After checking samples against the watchlist, the team starts to put in place its controls to start distinguishing between microbes that could indicate the presence of cancer and those that are simply contaminants and not pertinent to cancer detection..

As it looks at all microbiome signals in the samples, Micronoma uses tools that enable it to easily remove any glaring contaminants present–such as from the environment or sample collection process–to further refine the picture. In addition, to the extent there are any environmental contaminants not accounted for through that process, they would be present in all samples, meaning they would have little weight in our results.

There is not one magic filter used to decontaminate samples. There are multiple levels of decontamination done in highly specific manners.

Though Micronoma has always seen it as a best practice and high priority to use those proper controls throughout its workflow, the point cannot be emphasized enough that the Micronoma team is not basing its findings on contamination, but real biological signals indicating the presence of cancer.

The combination of all these controls ensures that what Micronoma sees is a true biological signal so that each sample produces accurate results.

It is also worth noting that our Oncobiota™ platform’s classification performance cannot be attributed to outside contaminants not eliminated by workflow controls. Doing so would mean that outside contaminants somehow were not only present in samples collected at various times, from different places, and among healthy or unhealthy patients, but also present in a differential manner that can distinguish between lung cancer and other lung disease, cancers or even healthy adjacent tissues.

It is very unlikely a surgeon could contaminate two samples collected from a given patient (cancer tissue and adjacent healthy tissue, for example), during the same surgical procedure, with two different microbial populations. It is even less likely that those two different microbial populations would then occur across multiple surgeries or even healthcare centers. A biological difference is a more rational explanation.

Though the process is proprietary, Miller-Montgomery likened it to the restoration of an old painting that reveals finer details in the art that were covered up at some point. While observers of the pre-restoration painting might have thought they saw the full picture the artist was trying to present, they did not.

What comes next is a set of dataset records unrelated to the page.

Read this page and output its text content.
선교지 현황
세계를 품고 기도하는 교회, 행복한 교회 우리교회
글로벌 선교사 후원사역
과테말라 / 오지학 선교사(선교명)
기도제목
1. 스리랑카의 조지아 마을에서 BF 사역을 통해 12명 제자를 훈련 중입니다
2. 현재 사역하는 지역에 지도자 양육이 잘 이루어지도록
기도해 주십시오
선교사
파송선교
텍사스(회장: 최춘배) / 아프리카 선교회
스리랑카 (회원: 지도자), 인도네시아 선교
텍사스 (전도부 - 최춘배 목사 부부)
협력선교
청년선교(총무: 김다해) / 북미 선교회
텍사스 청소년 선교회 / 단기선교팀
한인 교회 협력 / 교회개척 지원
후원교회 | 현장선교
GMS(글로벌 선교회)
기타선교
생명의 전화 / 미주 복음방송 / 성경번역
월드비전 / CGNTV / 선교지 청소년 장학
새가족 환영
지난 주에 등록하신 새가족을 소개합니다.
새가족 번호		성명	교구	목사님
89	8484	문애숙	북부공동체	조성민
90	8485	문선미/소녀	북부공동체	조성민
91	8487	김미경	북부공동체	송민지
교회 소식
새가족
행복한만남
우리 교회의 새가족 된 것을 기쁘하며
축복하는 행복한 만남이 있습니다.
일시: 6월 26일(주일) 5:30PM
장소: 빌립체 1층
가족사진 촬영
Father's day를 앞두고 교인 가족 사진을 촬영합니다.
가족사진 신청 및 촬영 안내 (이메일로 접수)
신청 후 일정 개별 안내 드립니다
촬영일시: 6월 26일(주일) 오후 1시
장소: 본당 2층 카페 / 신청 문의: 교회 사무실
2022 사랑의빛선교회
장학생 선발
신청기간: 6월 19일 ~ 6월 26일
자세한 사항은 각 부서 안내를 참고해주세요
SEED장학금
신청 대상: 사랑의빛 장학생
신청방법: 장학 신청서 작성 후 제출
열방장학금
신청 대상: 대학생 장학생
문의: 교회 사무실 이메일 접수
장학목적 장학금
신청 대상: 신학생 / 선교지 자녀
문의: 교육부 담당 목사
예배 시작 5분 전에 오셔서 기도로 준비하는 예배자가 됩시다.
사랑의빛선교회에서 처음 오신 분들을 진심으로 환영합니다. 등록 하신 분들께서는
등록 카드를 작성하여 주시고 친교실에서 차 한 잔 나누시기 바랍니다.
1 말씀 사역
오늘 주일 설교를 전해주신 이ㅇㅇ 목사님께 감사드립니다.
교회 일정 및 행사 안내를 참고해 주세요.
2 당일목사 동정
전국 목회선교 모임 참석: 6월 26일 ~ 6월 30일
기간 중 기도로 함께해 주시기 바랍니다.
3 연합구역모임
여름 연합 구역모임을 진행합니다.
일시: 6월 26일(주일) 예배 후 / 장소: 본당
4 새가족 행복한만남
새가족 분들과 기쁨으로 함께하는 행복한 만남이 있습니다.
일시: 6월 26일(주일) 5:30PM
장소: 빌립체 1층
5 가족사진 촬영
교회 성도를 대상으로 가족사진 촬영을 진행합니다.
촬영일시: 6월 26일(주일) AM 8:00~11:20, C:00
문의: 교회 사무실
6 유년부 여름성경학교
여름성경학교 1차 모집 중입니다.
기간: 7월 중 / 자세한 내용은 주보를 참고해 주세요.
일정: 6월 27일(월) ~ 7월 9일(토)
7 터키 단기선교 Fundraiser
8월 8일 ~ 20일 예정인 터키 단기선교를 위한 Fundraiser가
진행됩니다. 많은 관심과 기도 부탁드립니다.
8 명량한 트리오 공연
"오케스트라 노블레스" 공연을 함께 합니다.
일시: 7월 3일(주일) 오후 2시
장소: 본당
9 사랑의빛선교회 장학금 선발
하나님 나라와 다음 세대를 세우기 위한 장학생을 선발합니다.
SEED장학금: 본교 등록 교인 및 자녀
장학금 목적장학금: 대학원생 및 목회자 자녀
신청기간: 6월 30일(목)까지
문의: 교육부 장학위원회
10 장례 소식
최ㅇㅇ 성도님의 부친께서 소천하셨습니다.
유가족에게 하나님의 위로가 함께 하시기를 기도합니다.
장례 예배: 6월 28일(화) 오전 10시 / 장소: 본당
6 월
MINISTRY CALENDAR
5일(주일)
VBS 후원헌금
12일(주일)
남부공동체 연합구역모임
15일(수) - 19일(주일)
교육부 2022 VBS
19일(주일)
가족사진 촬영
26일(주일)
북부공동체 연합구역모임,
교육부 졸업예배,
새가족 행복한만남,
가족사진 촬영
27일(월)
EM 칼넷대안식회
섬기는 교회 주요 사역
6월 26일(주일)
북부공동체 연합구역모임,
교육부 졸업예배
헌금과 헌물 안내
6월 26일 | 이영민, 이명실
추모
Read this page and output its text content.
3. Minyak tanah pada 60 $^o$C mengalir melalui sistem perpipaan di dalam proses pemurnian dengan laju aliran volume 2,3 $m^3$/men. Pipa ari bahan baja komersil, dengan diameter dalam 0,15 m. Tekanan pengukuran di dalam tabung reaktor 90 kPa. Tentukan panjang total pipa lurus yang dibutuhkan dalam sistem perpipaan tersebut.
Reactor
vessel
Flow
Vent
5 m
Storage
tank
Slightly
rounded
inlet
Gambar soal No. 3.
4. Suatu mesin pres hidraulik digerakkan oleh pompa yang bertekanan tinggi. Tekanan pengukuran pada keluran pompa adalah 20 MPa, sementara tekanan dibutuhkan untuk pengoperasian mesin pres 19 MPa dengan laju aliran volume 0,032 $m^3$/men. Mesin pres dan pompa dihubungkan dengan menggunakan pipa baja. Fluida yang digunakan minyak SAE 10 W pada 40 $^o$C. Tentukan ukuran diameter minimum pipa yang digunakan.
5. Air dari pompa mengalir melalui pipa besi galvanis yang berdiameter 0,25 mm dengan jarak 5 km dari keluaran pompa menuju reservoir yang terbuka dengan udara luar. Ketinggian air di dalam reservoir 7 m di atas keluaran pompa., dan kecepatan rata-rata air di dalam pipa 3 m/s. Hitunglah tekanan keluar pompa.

Jan Vermeer’s, “Girl Reading a Letter at an Open Window”  Image 1, Before restoration, Image 2, After restoration. (From “How art restorers uncover hidden details in artworks” on DW.com)

Micronoma’s process does the same thing for cancer diagnosis: It reveals the fine detail of microbial signals no one else thought to look closely enough to find or what simply was not visible behind a “screen” of contamination.

 Importantly, while the contamination removal process has worked very well, it was done with enough precision that Micronoma has not had to discard any of its samples for not being able to render a result due to “over decontamination.”

 “What has really been interesting to us, and we take as a good sign about the quality of our samples, is that we are not getting samples that are too contaminated to use,” Miller-Montgomery said.

 “It’s a balance to make sure that you’re not, to go back to the painting analogy, over-washing the painting and then removing too much,” Miller-Montgomery said. “You want to remove the right layer. The process leaves enough of a relevant microbiological signal so that we can still draw the conclusion.” 

 In the end, Micronoma’s robust decontamination protocol provides confidence that its patent pending Oncobiota™ platform will produce an accurate, clean, and informative picture.

“We’re not naïve,” Miller-Montgomery said. “We know contaminants exist. And we know very well that you have to remove them if you want to have a robust analysis. That’s one of the reasons our methodology is working. The importance of decontamination was absolutely key.”